Last year, his series Development and pollution was exhibited at the Visa festival for the image of Perpignan. Through his photos, Lu Guang highlights the ecological consequences of the forced economic development of the second world power.
In 2005, he exposed Wuhai's agricultural lands in Inner Mongolia, ravaged by the treatment of industrial waste dumped directly into the Yellow River and health consequences on local populations. "Lu Guang always tackles difficult topics, which some may even find disturbing. However, during our last meeting, in Perpignan, he told us that the spirits were opening and that his work was beginning to awaken the consciences on the ecological urgency ", says Jean-François Leroy, founder of the festival Visa pour l'image.
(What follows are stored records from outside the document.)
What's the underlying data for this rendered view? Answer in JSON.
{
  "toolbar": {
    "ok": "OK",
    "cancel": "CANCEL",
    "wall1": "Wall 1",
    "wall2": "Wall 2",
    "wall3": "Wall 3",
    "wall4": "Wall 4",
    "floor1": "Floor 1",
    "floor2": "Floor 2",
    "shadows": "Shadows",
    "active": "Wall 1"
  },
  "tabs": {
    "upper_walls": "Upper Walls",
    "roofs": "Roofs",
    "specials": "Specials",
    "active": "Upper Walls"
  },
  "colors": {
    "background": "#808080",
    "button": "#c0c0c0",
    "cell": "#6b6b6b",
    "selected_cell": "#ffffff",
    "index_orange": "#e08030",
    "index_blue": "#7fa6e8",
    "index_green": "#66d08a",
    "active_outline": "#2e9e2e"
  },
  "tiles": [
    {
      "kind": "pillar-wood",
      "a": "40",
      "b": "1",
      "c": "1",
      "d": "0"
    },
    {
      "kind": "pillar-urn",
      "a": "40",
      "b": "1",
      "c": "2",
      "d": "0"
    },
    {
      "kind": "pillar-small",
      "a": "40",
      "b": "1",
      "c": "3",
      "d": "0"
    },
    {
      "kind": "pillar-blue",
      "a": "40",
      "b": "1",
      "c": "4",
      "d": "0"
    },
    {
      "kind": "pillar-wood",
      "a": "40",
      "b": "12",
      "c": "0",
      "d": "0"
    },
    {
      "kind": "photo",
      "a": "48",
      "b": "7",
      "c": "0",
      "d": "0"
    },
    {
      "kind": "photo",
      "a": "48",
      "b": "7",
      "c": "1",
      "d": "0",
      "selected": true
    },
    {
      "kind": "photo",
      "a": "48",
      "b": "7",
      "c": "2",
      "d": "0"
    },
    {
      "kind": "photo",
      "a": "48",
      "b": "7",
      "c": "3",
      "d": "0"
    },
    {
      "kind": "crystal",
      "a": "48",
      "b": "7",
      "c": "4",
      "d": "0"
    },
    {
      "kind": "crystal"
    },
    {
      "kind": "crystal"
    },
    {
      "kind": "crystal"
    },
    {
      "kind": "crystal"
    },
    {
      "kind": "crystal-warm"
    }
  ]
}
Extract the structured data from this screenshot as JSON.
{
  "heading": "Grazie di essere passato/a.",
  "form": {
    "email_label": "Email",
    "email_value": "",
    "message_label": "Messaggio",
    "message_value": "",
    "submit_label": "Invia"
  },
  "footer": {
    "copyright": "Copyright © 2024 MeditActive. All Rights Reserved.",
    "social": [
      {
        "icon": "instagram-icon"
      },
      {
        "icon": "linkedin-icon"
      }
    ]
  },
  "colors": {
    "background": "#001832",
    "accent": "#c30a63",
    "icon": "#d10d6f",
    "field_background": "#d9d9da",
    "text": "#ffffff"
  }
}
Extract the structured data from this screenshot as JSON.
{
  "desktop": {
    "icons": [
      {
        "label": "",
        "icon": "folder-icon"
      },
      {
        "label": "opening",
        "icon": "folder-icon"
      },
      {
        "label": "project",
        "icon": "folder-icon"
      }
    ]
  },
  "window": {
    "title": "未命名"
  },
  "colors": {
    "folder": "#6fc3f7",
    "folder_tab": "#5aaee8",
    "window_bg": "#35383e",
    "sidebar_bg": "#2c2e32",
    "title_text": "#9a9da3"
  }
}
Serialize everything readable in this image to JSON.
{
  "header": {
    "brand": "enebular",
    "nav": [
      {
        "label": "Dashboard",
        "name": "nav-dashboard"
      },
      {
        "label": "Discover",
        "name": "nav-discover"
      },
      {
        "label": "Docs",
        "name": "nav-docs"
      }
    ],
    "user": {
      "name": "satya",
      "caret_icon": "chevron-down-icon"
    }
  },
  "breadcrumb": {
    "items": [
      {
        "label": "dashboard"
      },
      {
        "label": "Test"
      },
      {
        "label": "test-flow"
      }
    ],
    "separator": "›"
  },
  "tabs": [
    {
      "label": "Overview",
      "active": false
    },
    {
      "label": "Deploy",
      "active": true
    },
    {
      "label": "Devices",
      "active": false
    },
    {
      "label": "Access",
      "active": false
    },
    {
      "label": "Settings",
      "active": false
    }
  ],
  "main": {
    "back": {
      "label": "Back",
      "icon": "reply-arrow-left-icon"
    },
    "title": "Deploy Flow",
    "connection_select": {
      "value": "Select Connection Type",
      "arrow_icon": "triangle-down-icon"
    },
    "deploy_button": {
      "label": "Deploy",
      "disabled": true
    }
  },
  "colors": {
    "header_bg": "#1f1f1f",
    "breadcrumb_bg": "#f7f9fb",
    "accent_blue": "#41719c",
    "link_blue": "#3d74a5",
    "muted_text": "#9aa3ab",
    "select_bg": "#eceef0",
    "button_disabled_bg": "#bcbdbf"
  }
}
"His work has helped draw attention to environmental issues in China, especially in remote areas where victims have no say in voice," he said. Yaqiu Wang supports Human Rights Watch China. A courageous and meticulous work that has naturally earned him to be the regular target of the Chinese authorities. Last year, on the sidelines of his exhibition in Perpignan, he declared World "To be arrested four or five times a year", in addition to receiving regular threats on his reporting sites.
Civil society in the crosshairs
While the precise conditions of Lu Guang's arrest are still unclear, it is part of a context of deteriorating working conditions for independent journalists and photographers, who are particularly vulnerable in Xi Jinping's China. In July, a caricaturist was sentenced to six and a half years in prison for "Subversion towards the state". Civil society and whistleblowers are also in the sights, as Sun Wenguang, a retired human rights activist, arrested in a television interview by gunmen introduced to his home.
If his job got him into trouble, Lu Guang also pushed the Chinese authorities to become aware of environmental problems in China, according to Yaqiu Wang: "His work has spurred special attention from national and international media who have put pressure on the government to take action to address environmental issues." In 2014, Chinese Premier Li Keqiang declared "The war on pollution". Beijing has become a major partner in the Paris climate agreement and has pledged to invest $ 360 billion in renewable energy by 2020.